Case ID: so2d_689/html/0410-01.html
Source: Caselaw Access Project
Author: {"author": "PER CURIAM.", "license": "Public Domain", "url": "https://static.case.law/"}
Date Created: 2024-08-24T03:29:51.129683

Dorsey A. SANDERS, III, Appellant, v. STATE of Florida, Appellee.
    No. 96-3401.
    District Court of Appeal of Florida, Fifth District.
    March 7, 1997.
    
      John D. Middleton and R. Mitchell Prugh of Middleton, Prugh & Anderson, P.A., Mel-rose, for Appellant.
    No appearance for Appellee.
   PER CURIAM.

Appellant seeks review of the denial of his Rule 3.850 motion for post-conviction relief. Sanders was tried in 1991 and convicted of conspiracy to commit first-degree murder and four counts of first-degree murder. He was sentenced to four consecutive life terms with a minimum mandatory term of twenty-five years for each murder count and ten years for the conspiracy count. There was evidence at trial that the defendant and his stepbrother-in-law, Scott Burnside, plotted with the defendant’s father, Dr. Dorsey Sanders, Jr., to murder Joanne Sanders, the defendant’s mother and ex-wife of Dr. Sanders, so that Dr. Sanders would not have to pay her money pursuant to a dissolution judgment. Defendant and Burnside hired a “hit man,” John Barrett, who went to Joanne’s house and, when she was not there, instead murdered her boyfriend, a handyman, and two neighbors.
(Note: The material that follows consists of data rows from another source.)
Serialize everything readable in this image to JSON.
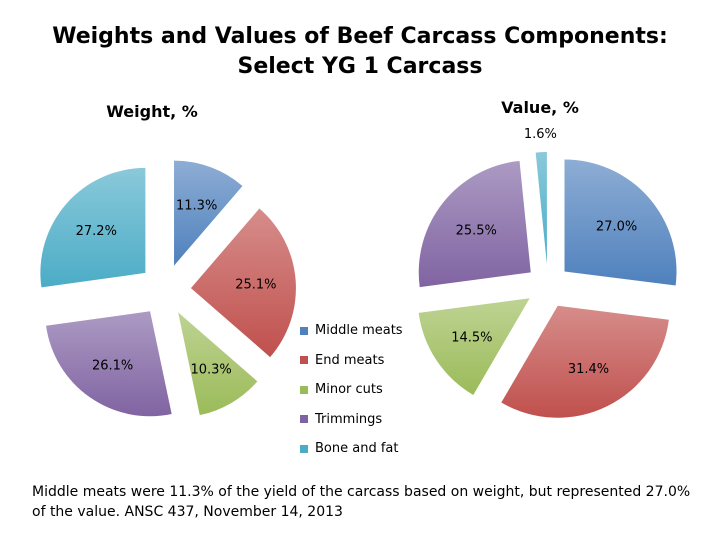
{
  "title_line1": "Weights and Values of Beef Carcass Components:",
  "title_line2": "Select YG 1 Carcass",
  "caption": "Middle meats were 11.3% of the yield of the carcass based on weight, but represented 27.0% of the value. ANSC 437, November 14, 2013",
  "legend": [
    {
      "label": "Middle meats",
      "color": "#4f81bd"
    },
    {
      "label": "End meats",
      "color": "#c0504d"
    },
    {
      "label": "Minor cuts",
      "color": "#9bbb59"
    },
    {
      "label": "Trimmings",
      "color": "#8064a2"
    },
    {
      "label": "Bone and fat",
      "color": "#4bacc6"
    }
  ],
  "chart_data": [
    {
      "type": "pie",
      "title": "Weight, %",
      "categories": [
        "Middle meats",
        "End meats",
        "Minor cuts",
        "Trimmings",
        "Bone and fat"
      ],
      "values": [
        11.3,
        25.1,
        10.3,
        26.1,
        27.2
      ],
      "labels": [
        "11.3%",
        "25.1%",
        "10.3%",
        "26.1%",
        "27.2%"
      ],
      "colors": [
        "#4f81bd",
        "#c0504d",
        "#9bbb59",
        "#8064a2",
        "#4bacc6"
      ],
      "exploded": true
    },
    {
      "type": "pie",
      "title": "Value, %",
      "categories": [
        "Middle meats",
        "End meats",
        "Minor cuts",
        "Trimmings",
        "Bone and fat"
      ],
      "values": [
        27.0,
        31.4,
        14.5,
        25.5,
        1.6
      ],
      "labels": [
        "27.0%",
        "31.4%",
        "14.5%",
        "25.5%",
        "1.6%"
      ],
      "colors": [
        "#4f81bd",
        "#c0504d",
        "#9bbb59",
        "#8064a2",
        "#4bacc6"
      ],
      "exploded": true
    }
  ]
}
In the defendant’s appeal, five issues were raised by appellate counsel including whether admission of hearsay statements made by John Barrett violated the defendant’s rights of confrontation and cross-examination under the Florida and federal constitutions. This court affirmed per curiam the defendant’s convictions and sentences without opinion. See Sanders v. State, 613 So.2d 64 (Fla. 5th DCA), cert. denied, 509 U.S. 924, 113 S.Ct. 3041, 125 L.Ed.2d 727 (1993).

Co-defendant Burnside was tried separately on January 12, 1993, four days after the defendant’s convictions and sentences were affirmed. Burnside was found guilty, but two and a half years later, this court reversed his convictions in a written opinion. See Burnside v. State, 656 So.2d 241 (Fla. 5th DCA 1995). The court’s opinion primarily focused on the fact that Burnside’s counsel was ineffective due to a conflict of interest. However, this court also determined that the trial court erred in admitting the testimony of Donald Campbell recounting John Barrett’s out-of-court statement that he had killed four people in Florida because it was necessary to do so in carrying out a contract to kill one.
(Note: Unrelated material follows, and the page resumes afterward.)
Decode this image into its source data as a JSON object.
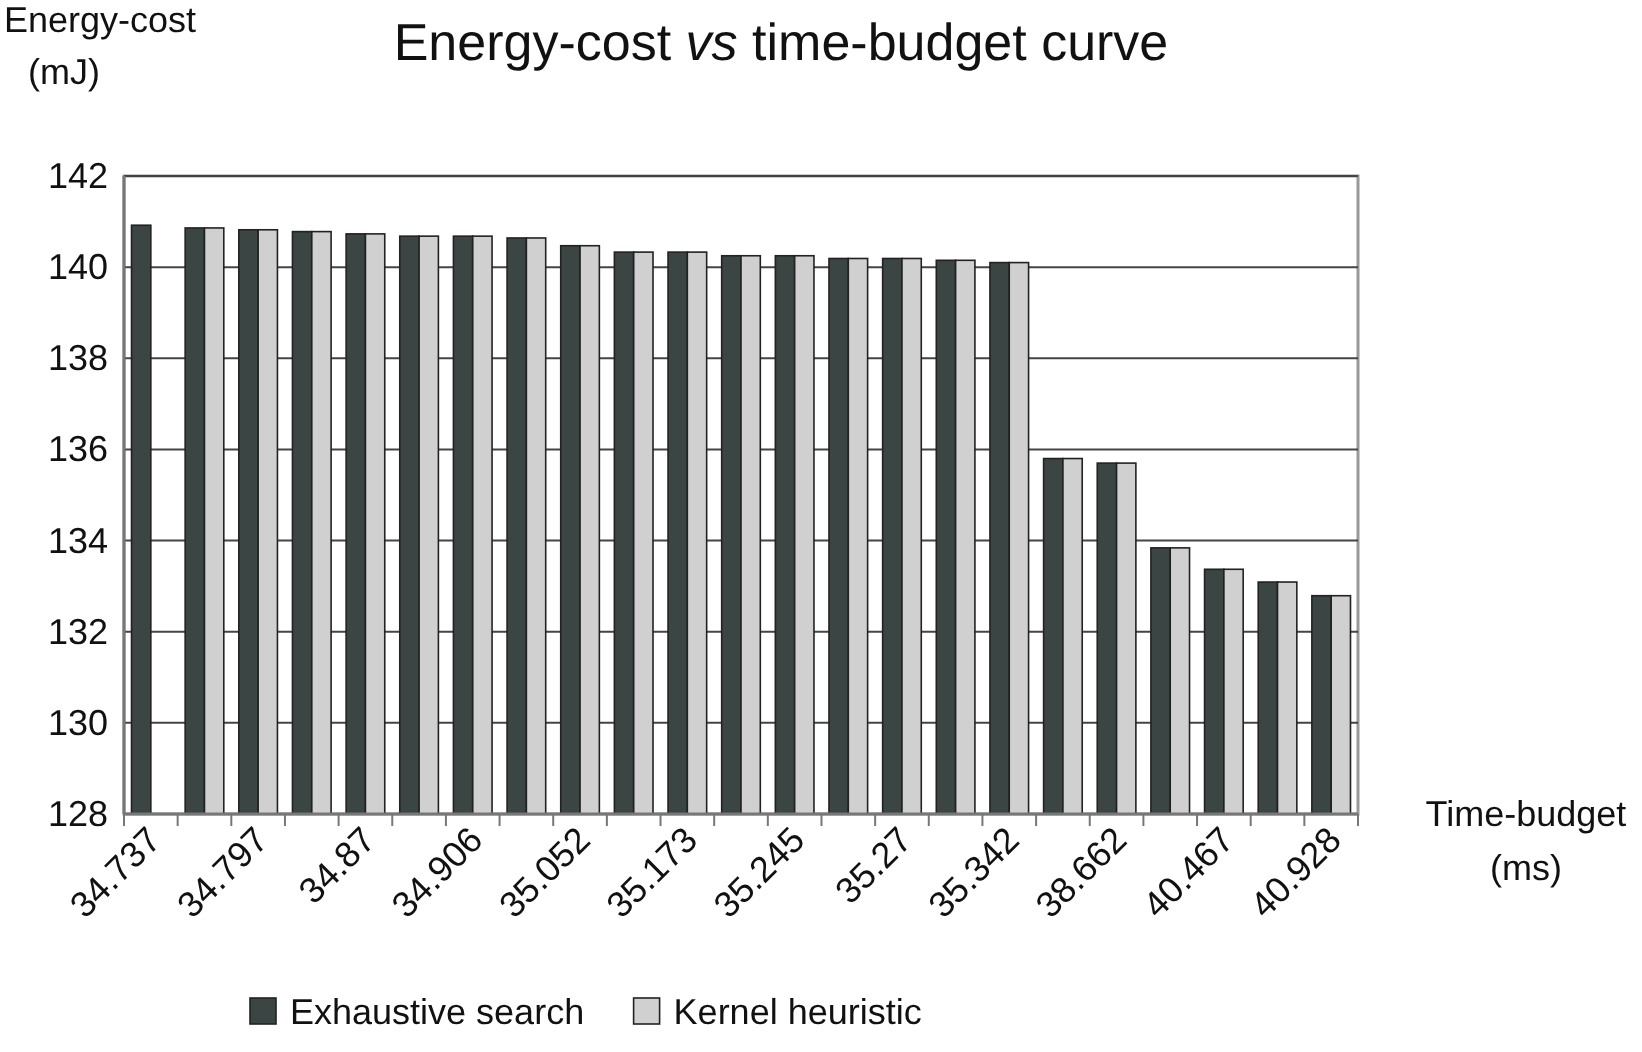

Defendant subsequently filed a petition for writ of habeas corpus in this court, complaining that the identical issue concerning Donald Campbell’s hearsay testimony was raised in his appeal, and, since this court had ruled that the admission of the testimony was error in Burnside, he likewise should also be entitled to a new trial. This court denied the habeas petition by unpublished order (Case No. 95-2783).

Defendant then filed an amendment to his pending 3.850 motion thereby raising the same issue concerning the inconsistent appellate decisions in the trial court. The lower court correctly ruled that it did not have jurisdiction to review the claim. In Romero v. State, 637 So.2d 7 (Fla. 4th DCA 1994), the Fourth District was confronted with the situation where different defendants were tried together, appealed separately, and received different results on appeal after raising the same issue. Romero filed a 3.850 motion, which the trial court denied on the basis that “it is the prerogative of the appellate court, not the trial court, to determine whether the appellate court’s opinions are inconsistent, and if so, what should be done about it.” Id. at 8. The Fourth District held that, in such circumstances, a petition for writ of habeas corpus is the appropriate vehicle to address such inconsistencies. Defendant previously brought this issue to the appellate court but relief was denied. He cannot raise it again in a subsequent 8.850 motion.

The procedural bar we have discussed above might give way if this court were to conclude, after re-reviewing these files, that appellant had been the victim of a manifest injustice, but we find none and affirm.

AFFIRMED.

DAUKSCH, GRIFFIN and THOMPSON, JJ., concur.